Ce « journal de bord judicieusement déraisonnable » met en scène un « amour immodéré pour les mots » que Radu Bata fait abondamment partager à son lecteur. Vu de l’entre-deux-langues, le français se prête à la redécouverte, à la mise en perspective, aux effets d’assonances et d’allitérations, à l’« orage lexical », aux détournements, aux variations sémantiques et typographiques, dans une jubilation qu’entache à peine la désagrégation finale. Et le renouvellement de la langue s’assortit d’une intertextualité tout azimut : l’écriture est celle d’un grand lecteur, qui ne se prive pas de glisser la littérature universelle entre les lignes de son invention : allusions, citations, références, démarquage, parodie voire satire, tout y passe et beaucoup, sûrement, nous échappe.

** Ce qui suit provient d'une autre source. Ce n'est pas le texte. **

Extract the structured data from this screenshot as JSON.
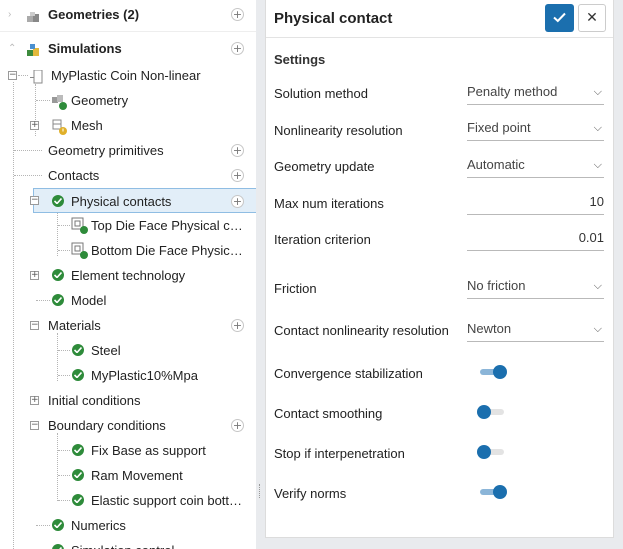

Radu Bata, dont les publications précédentes (Fausse couche d’ozone, Le rêve d’étain) avaient déjà réjoui un public choisi, propose ici une réflexion en forme de puzzle, dans laquelle se livrent combat le pessimisme et la joie de vivre, la résignation et l’espoir, le cauchemar et l’utopie, le sommeil et la veille. Au bout du compte, le gagnant est le langage, cet « idiome intérieur » que l’auteur, généreusement, laisse à notre disposition.